What Is Mathematics, Really?What Is Mathematics, Really? by Reuben Hersh
My rating: 5 of 5 stars

Peace in Troubled Times

For many, including myself, mathematics is comforting. In an era of fake news, worldwide illness, and economic uncertainty, mathematics provides proof of another reality which is harmonious, universal, and eternal. Or so it would seem.

In fact mathematics, like all literature, is none of these things. Mathematics is, of course, a human artefact. It is a language which consists of a vocabulary, a grammar, and a community which employs these enthusiastically. Arguably, mathematics is the most refined language ever produced.

Or rather, set of languages. There are apparently some 3400 recognised branches of mathematics. Many of these have their peculiar dialects which are unintelligible to members of other mathematical communities. At least some have never been translated.

Hersh identifies two historical schools of thought which have dominated popular as well as professional discussion of mathematics: Platonists and Formalists. Platonists consider mathematics as a kind of religion. Numbers, they believe, exist independently of human thought about them. They constitute the basic fabric of the universe and determine its orderliness and predictability. For them, mathematics is reality.

Formalists dismiss this quasi-spiritual view. Their opinion is that mathematics is a game, the rules of which are entirely arbitrary. If Platonists are the religious enthusiasts of mathematics, Formalists are the agnostic clergy who have lost the certainty of belief but continue to exercise their ritualistic duties regardless.

Hersh dislikes both Platonists and Formalists. His credible claim is that mathematics developed and continues to develop because it is useful. And it’s usefulness varies so that what mathematics means and how it develops also varies continuously. There is no fixed ‘mathematical method’ by which good mathematics can be distinguished from bad. There are just mathematicians talking among themselves.

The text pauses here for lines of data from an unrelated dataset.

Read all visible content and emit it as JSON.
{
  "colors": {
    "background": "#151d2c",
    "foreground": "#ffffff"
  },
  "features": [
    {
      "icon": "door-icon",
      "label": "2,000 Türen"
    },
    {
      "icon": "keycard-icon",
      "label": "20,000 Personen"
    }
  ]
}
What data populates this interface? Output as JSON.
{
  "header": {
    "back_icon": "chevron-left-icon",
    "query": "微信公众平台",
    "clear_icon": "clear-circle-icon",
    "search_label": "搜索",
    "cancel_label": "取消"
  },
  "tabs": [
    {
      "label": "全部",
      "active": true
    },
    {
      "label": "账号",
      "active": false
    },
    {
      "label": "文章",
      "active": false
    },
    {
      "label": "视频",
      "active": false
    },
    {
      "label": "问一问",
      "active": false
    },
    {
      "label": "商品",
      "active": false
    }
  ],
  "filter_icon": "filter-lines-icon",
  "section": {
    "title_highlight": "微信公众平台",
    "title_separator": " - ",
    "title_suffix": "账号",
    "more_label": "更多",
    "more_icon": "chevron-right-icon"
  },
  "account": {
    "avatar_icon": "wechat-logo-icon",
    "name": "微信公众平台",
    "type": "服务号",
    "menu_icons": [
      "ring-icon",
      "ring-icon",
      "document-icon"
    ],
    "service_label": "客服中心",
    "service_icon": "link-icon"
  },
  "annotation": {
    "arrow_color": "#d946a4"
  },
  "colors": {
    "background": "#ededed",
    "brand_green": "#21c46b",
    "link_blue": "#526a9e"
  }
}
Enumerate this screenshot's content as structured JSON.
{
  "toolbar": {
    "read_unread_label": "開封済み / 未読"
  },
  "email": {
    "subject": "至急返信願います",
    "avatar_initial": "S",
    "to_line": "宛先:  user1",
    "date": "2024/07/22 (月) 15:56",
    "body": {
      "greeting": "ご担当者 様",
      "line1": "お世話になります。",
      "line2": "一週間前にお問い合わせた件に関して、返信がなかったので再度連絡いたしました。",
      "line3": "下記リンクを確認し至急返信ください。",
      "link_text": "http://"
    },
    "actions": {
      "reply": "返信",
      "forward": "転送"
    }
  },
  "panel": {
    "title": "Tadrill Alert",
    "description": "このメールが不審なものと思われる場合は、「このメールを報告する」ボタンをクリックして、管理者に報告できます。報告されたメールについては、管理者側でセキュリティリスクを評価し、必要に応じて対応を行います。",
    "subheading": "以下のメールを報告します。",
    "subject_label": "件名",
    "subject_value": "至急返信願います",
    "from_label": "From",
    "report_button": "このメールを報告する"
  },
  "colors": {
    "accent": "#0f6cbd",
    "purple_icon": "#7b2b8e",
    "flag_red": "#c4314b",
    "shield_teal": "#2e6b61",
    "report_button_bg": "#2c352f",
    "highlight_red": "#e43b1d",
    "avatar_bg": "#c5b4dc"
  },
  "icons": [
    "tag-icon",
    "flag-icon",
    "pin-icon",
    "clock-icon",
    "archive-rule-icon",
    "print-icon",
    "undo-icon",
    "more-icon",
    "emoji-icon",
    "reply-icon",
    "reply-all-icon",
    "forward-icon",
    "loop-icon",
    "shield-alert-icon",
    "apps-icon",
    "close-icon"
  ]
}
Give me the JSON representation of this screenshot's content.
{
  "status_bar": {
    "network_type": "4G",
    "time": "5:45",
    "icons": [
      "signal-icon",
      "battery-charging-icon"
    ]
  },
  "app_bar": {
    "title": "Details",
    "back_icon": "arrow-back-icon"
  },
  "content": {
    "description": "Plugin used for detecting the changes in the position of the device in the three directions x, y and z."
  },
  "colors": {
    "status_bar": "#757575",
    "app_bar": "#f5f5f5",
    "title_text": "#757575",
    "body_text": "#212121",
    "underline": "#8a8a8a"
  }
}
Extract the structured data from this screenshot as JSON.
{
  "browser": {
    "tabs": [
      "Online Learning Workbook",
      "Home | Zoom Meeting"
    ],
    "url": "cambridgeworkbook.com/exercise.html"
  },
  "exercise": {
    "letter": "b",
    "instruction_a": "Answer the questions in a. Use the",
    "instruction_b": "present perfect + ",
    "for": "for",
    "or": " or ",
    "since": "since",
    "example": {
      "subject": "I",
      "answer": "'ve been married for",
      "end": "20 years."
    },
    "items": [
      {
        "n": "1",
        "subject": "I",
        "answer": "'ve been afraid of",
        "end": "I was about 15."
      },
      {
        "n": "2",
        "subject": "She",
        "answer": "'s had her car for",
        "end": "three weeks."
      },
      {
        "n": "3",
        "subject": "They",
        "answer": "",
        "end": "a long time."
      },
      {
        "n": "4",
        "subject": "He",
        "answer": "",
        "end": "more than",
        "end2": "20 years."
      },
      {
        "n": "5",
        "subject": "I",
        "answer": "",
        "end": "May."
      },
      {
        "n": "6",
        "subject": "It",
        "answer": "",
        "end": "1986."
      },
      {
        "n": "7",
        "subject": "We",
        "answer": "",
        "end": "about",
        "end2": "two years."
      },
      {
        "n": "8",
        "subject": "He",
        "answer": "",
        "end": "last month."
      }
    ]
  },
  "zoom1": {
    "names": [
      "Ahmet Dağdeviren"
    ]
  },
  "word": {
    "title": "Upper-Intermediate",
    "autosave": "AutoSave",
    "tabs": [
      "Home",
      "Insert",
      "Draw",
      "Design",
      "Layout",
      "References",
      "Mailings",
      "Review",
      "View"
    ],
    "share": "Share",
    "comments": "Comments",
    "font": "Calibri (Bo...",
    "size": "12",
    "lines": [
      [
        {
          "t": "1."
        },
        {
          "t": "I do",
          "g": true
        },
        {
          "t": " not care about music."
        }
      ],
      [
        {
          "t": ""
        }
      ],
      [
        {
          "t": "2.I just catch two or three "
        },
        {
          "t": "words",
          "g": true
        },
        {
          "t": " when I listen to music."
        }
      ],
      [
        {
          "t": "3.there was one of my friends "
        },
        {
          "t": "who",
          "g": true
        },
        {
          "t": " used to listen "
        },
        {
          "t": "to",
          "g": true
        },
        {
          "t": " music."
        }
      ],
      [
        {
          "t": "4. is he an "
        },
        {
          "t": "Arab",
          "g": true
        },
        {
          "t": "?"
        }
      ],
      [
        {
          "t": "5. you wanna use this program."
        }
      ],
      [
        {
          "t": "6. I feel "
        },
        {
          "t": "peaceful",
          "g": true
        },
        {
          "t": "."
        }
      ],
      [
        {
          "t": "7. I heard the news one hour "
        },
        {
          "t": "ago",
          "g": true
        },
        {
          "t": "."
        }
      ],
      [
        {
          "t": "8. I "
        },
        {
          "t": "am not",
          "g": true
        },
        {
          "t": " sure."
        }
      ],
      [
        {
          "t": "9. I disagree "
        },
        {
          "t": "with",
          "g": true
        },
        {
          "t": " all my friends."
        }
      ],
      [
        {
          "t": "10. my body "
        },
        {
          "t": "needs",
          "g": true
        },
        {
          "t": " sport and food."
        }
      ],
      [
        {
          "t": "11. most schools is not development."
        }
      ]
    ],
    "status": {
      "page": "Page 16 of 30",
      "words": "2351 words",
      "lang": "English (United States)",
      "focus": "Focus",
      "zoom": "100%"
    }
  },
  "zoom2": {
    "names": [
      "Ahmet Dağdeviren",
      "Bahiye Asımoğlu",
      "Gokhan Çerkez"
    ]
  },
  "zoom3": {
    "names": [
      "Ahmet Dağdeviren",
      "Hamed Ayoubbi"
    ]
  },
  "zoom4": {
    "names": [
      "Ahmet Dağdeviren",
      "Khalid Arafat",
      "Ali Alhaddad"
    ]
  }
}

This fact - that mathematics emerges from its adherents discussing mathematics - may appear a truism. What else could be happening? But the recognition that mathematics emerges from a restricted community is an important insight. The usefulness of mathematics is not that of engineers or architects or astrophysicists or people filing tax returns.

These and other ‘users’ of mathematics eventually benefit from the products of mathematical discussions in their own work but they are not mathematicians. We may tolerate mathematicians among us because of what their work allows the rest of us to do; but mathematicians could care less. It’s not why they do mathematics.

The practical (or in their minds pedestrian) usefulness of the work of mathematicians does not concern them. Even a brief exposure to number theory, for example, is sufficient to convince most outside the mathematical community (or even outside the community of number theorists) that the things mathematicians are concerned about are essentially trivial. The strange and often captivating relationships among numbers are simply alien to practical experience. The non-mathematician can only ask ‘Why bother?’.

And the answer to this question must be the same as it is to the issue of literature in general. There is no reason for mathematics other than itself. Mathematics is a form of highly refined, esoteric poetry. Its form and subject matter is not to everyone’s taste. But neither is the Iliad, or The Wasteland, or Finnegans Wake. It takes considerable linguistic skill and aesthetic fortitude to comprehend the content of mathematical poetry. Success in such an endeavour is, as usual, its own reward.